The theme of “discovery.” A basketball. And the word “eureka!”
All three had to be included in a 5-minute short film made in just 48 hours — for under $100 — as part of the 48 Hours filmmaking competition in the recent Tallahassee Film Festival.
“We got the theme at 7 p.m. and we story boarded ’til 3 a.m.,” recalls Audra Rauner, 21, an award-winning digital media student at Santa Fe College.
“We slept three hours, then we were up at 6 and we started filming by 8 a.m. We finished at 9 p.m., and then we slept for one hour Saturday night. It was due at 7 p.m. Sunday.”
Vote for “I Found It”
Rauner’s finished film, “I Found It,” 4:15, is about a researcher who erases his own memory to better understand his Alzheimer’s patients.
The contest’s films are currently on the website of the Tallahassee Democrat. One film from each category (student, amateur, professional) will receive a judge’s award. A viewer’s choice award will go to the film that gets the most votes by viewers. Help Audra win!
Go online to http://www.tallahassee.com/section/filmfestival.
Click the Student films category.
Scroll down to her film, “I Found It,” and vote!
Voting runs through Friday, April 9, and you can vote more than once. If Rauner’s film wins, she plans to use the prize money to purchase lights for her filmmaking.
“Audra did a great job. This was not an easy task,” said Professor Marc Shahboz, who accompanied Audra’s team to Tallahassee. “To basically start with nothing and then come up with a coherent 5-minute film is pretty daunting.”
The filmmaking process
Rauner said the film they wrote and shot turned out to be a 10-minute film (it could only be 5 minutes, tops), “so we had to cut a lot — whole scenes — but we still filmed it all.”
Rauner said she is grateful to her teammates, Brian Brijbag, Lief Thomason (her fiancé!), Jason Ford, and Brennen Lesser, who are all from Brooksville, her hometown (about 60 miles south of Gainesville). They’ve worked on several projects together. Three are musicians; Jason wrote the score for “I Found It” and for several other short films Audra has done.
“They’re great,” she said. “I am very lucky that I had four other people who could go there. Most people couldn’t do such sporadic, artistic things for 48 hours.”
They worked on two Apple laptops (they had a third, but experienced technical glitches that ate up about 6 hours on Saturday night) and used FinalCutPro and AfterEffects software.
Despite the glitches, Rauner kept them together.
” It was great to be ‘on set’ and see how well she handled the task of directing,” Shahboz said. “A project like this could be easily derailed if there was not one strong leader in place.”
Audra and her team — they called themselves “The [Witty Word] Saints” — completed a practice run in advance.
In Tallahassee, they did their work in the campus ministry basement of the First Baptist Church.
“I ate a lot of pizza and pancakes,” she said.

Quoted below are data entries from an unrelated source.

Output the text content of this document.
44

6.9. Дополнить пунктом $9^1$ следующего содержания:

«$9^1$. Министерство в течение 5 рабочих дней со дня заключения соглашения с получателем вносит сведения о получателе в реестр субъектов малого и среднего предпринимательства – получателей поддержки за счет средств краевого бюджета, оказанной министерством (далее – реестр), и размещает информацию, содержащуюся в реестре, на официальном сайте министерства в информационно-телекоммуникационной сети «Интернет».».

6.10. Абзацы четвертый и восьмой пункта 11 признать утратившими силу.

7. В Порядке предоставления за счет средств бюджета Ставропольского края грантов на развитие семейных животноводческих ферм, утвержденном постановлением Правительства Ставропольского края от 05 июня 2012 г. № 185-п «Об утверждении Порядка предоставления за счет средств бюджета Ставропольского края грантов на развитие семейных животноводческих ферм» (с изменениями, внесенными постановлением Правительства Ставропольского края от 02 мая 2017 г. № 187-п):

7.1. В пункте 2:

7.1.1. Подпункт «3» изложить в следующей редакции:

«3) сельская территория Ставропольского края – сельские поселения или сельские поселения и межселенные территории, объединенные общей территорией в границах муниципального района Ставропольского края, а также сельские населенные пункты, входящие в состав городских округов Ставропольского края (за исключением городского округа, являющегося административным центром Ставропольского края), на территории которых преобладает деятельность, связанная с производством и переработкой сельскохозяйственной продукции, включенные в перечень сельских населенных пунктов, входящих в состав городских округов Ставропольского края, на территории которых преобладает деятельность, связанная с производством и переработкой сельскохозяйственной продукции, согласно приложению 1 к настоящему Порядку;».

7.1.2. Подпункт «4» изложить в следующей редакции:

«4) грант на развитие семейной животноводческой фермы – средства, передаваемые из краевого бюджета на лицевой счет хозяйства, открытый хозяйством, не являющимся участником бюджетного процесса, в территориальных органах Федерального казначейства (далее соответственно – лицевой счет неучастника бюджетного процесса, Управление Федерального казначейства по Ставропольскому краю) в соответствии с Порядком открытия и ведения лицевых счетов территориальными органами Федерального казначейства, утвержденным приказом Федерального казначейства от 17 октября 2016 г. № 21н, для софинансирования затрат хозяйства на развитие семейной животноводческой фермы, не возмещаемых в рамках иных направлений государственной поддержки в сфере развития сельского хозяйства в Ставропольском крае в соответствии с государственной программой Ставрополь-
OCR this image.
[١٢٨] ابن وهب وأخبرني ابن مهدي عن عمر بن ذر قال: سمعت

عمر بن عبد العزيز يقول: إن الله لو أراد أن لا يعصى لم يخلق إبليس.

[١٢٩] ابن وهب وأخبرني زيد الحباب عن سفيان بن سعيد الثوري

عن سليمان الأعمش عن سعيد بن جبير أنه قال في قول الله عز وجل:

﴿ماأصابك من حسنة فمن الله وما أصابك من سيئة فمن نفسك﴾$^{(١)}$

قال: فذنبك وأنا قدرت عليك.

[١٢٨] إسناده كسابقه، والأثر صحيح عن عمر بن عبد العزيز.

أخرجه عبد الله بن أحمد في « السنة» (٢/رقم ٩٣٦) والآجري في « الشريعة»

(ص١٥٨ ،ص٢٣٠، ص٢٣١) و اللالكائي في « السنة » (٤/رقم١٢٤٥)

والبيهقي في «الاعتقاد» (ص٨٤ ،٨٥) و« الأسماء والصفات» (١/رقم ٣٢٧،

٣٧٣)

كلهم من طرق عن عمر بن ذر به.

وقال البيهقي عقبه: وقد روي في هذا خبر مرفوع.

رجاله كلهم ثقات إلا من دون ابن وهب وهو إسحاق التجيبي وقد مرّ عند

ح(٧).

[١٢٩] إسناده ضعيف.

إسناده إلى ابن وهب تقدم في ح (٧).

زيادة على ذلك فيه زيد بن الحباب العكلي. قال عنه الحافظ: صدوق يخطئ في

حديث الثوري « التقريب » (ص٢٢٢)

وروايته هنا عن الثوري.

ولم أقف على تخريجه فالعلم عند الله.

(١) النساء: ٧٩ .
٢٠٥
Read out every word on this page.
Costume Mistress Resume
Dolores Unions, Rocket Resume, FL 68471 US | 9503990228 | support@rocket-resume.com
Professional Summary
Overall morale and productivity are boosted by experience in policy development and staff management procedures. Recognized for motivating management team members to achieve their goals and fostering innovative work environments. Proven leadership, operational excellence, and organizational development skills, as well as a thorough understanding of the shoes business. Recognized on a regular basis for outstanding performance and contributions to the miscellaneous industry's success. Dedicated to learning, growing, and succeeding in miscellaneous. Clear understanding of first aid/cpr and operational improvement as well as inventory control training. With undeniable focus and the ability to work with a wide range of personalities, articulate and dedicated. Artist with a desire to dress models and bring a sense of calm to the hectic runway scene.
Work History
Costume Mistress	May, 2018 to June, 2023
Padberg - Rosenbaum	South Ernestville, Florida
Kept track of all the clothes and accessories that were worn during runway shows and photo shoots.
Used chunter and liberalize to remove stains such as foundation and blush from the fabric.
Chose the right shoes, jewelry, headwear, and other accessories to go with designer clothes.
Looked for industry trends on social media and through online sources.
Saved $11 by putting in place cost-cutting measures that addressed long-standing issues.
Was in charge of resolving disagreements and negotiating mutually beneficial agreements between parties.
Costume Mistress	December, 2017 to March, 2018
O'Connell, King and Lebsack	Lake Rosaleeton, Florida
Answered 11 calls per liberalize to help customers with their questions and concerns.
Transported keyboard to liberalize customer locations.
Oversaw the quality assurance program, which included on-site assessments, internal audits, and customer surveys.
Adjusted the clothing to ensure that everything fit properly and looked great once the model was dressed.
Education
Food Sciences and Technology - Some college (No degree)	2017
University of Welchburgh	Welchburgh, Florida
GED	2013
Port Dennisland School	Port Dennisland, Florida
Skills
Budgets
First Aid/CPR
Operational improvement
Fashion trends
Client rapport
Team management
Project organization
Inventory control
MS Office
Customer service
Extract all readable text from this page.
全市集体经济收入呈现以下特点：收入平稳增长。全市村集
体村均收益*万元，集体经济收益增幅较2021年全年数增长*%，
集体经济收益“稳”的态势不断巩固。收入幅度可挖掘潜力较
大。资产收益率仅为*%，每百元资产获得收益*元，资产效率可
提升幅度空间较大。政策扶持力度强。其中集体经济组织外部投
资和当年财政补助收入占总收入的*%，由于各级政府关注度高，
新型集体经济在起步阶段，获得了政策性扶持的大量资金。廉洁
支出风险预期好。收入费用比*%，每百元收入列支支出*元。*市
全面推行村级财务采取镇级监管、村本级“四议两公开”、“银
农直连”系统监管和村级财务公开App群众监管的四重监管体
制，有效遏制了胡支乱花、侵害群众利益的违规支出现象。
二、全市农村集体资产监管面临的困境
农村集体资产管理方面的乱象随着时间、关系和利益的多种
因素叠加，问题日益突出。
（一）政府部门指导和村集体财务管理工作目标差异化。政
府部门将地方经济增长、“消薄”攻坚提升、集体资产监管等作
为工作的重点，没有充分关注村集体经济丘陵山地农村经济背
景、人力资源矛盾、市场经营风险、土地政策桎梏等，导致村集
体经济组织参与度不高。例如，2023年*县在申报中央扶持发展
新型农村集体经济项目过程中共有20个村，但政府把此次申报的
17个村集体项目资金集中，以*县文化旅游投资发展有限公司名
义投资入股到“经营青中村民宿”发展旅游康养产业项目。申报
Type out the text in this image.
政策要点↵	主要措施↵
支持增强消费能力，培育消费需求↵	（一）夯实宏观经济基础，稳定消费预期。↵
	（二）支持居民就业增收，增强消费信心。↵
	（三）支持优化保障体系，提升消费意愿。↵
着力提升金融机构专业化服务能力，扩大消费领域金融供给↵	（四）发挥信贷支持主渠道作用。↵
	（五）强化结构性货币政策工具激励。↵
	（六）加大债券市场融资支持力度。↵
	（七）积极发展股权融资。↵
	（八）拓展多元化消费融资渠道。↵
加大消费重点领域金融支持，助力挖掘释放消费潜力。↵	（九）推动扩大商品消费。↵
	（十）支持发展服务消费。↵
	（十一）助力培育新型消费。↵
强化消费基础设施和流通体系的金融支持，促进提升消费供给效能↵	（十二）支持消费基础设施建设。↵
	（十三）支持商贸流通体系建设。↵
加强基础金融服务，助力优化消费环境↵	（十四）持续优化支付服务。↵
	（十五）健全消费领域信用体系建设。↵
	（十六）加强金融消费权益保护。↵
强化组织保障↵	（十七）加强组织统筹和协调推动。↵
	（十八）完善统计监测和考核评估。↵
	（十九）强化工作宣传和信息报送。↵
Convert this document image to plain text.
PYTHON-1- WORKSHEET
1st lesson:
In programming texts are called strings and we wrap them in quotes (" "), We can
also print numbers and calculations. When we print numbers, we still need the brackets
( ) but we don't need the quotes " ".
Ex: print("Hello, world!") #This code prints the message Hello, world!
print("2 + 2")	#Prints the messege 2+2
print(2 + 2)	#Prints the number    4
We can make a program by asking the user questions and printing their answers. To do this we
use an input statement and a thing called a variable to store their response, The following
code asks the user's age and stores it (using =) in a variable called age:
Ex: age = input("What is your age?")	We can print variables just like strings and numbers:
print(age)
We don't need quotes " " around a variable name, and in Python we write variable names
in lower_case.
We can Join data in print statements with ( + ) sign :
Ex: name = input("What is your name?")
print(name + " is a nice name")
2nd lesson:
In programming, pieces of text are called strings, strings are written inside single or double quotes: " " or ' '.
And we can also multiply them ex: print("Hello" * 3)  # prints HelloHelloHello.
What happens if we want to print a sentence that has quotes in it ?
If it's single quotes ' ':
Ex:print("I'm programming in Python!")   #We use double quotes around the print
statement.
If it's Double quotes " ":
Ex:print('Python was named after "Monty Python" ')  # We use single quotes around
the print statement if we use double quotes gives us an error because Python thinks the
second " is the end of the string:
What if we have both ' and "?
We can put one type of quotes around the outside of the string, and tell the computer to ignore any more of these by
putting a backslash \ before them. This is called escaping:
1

The entire team got sick. “We got sore throats Saturday night. Pretty much every one of us who went got sick from a combination of no sleep and something we picked up up there.”
Audra said when they finished the film — they re-sequenced it just a couple hours before it was due — she didn’t think it was good. But then when she showed it to her class back in Gainesville, it helped.
“They were pretty impressed because of the 48-hour time limit,” she said. “They know how hard it is to do a 5-minute film, even when you have two weeks to work on it.”
After she graduates and has more free time, she plans to polish the film. “I like having good work,” she said. “It could be good work. I hope to get portfolio work out of it. I learned a lot.”
Rauner’s path to filmmaking
Rauner is a Bright Futures scholarship student. She attended Pasco Hernando Community College via dual enrollment and completed her AA degree in 2008 in Studio Art.
She entered Santa Fe’s Digital Media Technology program in fall 2008 and is almost finished a two-year AS degree.
In the process, she has won ADDY awards from the Advertising Federation of Gainesville for public service announcements for LifeSouth and Kanapaha Park. She also won an AdFed scholarship, designed to encourage and recognize up-and-coming designers.
Rauner interns with Rock-It TV and she also works part-time in Santa Fe’s digital photography studio with the lights and green screens.
“I’m the set up and move it girl,” she jokes.
She is already lining up paid freelance photography and video projects, and plans to continue in that mode post graduation.
“I’m not looking for a corporate job,” she said.
Digital Media Spring Showcase April 29
Rauner is one of several Digital Media “stars” who will be showing their work at the Digital Media Spring Showcase at SF, 7-9 p.m. Thursday, April 29 in the President’s Gallery, in the Administration Building.
The event is free and open to the public, and anyone interested in learning more about digital media training at Santa Fe is welcome to attend. Students will be showing their portfolios and instructors will be present to answer questions about the program.
And based on Audra’s experiences and successes, Shahboz said the Digital Media department has been inspired to run their own 48 Hour Film Festival that will be open SF students and anyone abroad. Look for that to happen in spring 2011.